Face à ces questions, ces pensées, nous sommes seuls. Chacun peut juger, nous ne sommes point guidés. Là où Spielberg conclut le Soldat Ryan par une leçon de patriotisme gratuite, Mallick nous laisse seuls juges aux côtés de Dame Nature. J'aime Conan et Homère, voici donc pourquoi j'aime la Ligne Rouge. Homère explore violence, destin, vacuité de notre vie et tant d'autres choses qui me rappellent tout de suite combien Troie est faible. Howard explorait le Barbare, celui qui n'a pas été encore souillé par la civilisation. Cette quête du primitif, d'un monde encore vierge, elle est ici, à Guadalcanal. Le propos n'aurait pu être le même sur un champ de bataille comme Koursk, Stalingrad ou Sedan. Guadalcanal c'est la jungle reine, primitive. Cette bataille a vu des pertes hallucinantes du fait des serpents, de la maladie ; face à la nature, l'homme n'est pas grand chose, même lorsqu'il fait la guerre. Le feu nucléaire ? Demandez aux scorpions ce qu'ils en pensent. Guadalcanal c'est la civilisation humaine qui vient s'étriper sous les yeux, rieurs, de Gaïa. Ce sont des Américains qui ne comprennent pas des Japonais et inversement comme ces deux soldats communiquant chacun dans leur langue pour se maudire dans une scène hallucinante de violence morale. Pourquoi se battre ? Pourquoi aller au-delà de la mort ? Existe-t-il un autre monde, une autre voie ? Qu'est-ce que la violence ? Le devoir ? Avez-vous l'étoffe, Staros ? Questions souvent posées, mais dont les réponses sont en chacun de nous. Mallick et ses acteurs justes parfaits sont là pour nous ouvrir, accompagné de la musique d'un Hans Zimmer au sommet, sublimant les chants mélanésiens ; à chacun de faire sa route.

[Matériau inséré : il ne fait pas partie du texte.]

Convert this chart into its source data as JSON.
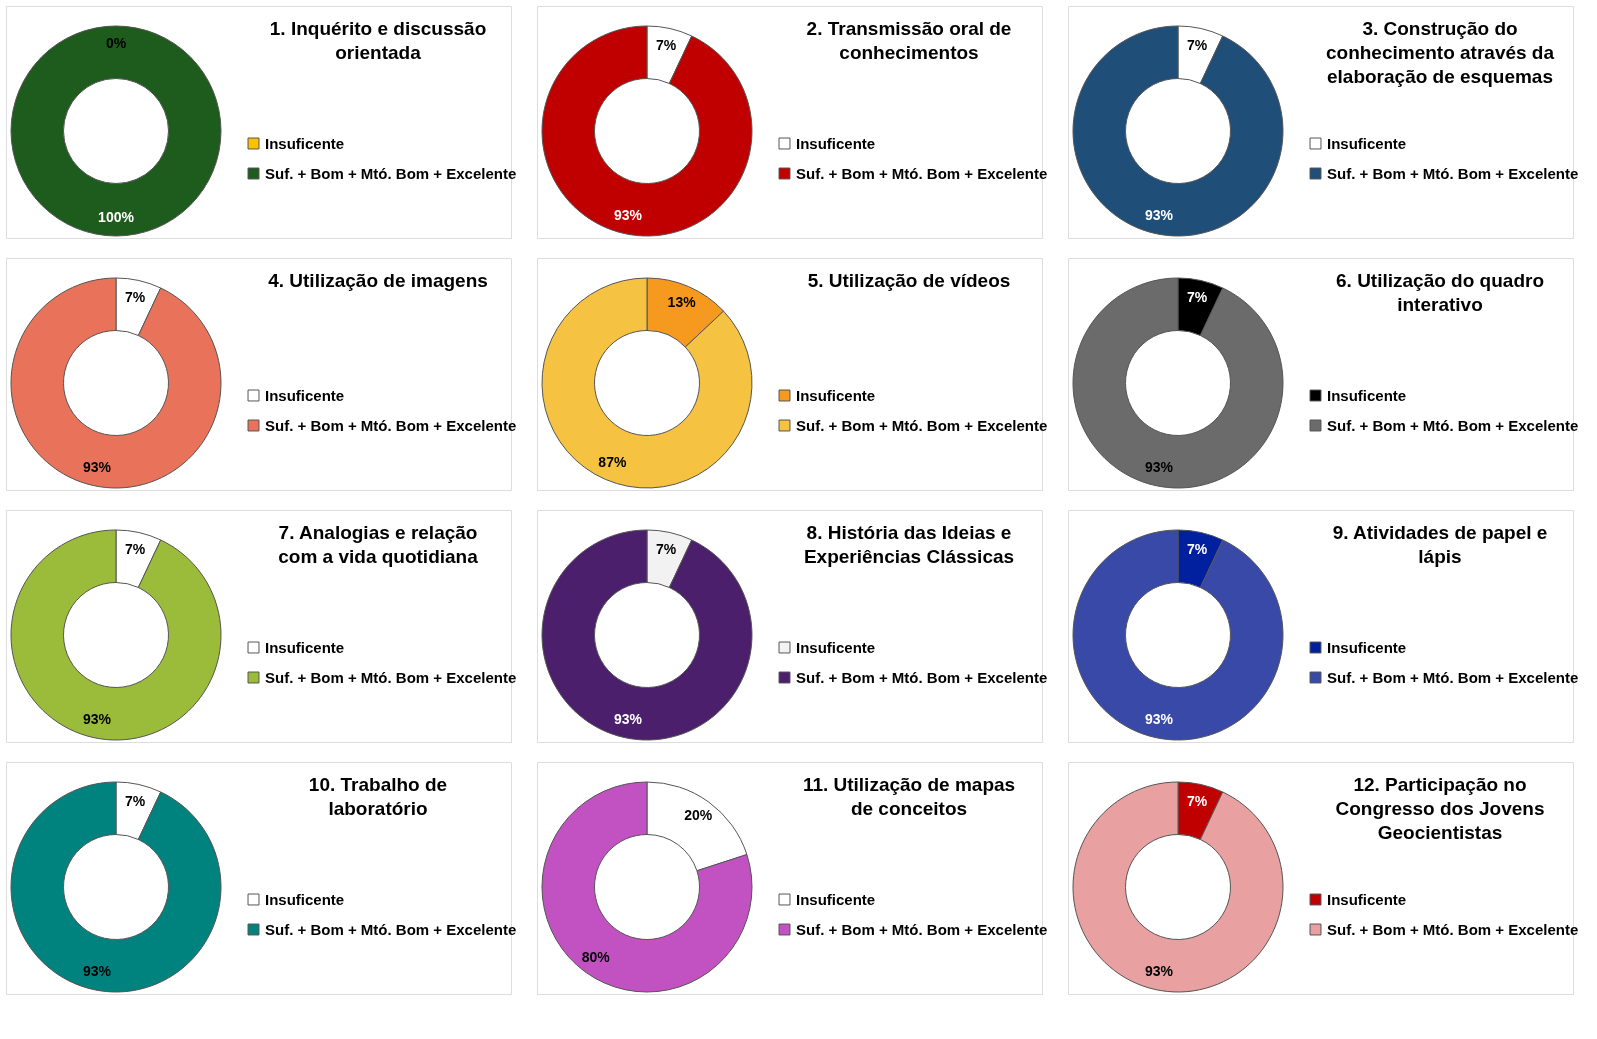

Je peux lire que ce film use les nerfs et soit chiant, long, lénifiant, manichéen. Je n'ai pas grand-chose à partager avec ceux qui vont dans ce sens pour ce film. Ce n'est pas grave, il faut de tout et je ne suis pas détenteur d'une quelconque vérité en bon goût.
Pour moi, il y a eu un avant et un après Ligne Rouge. Le reste a peu d'importance.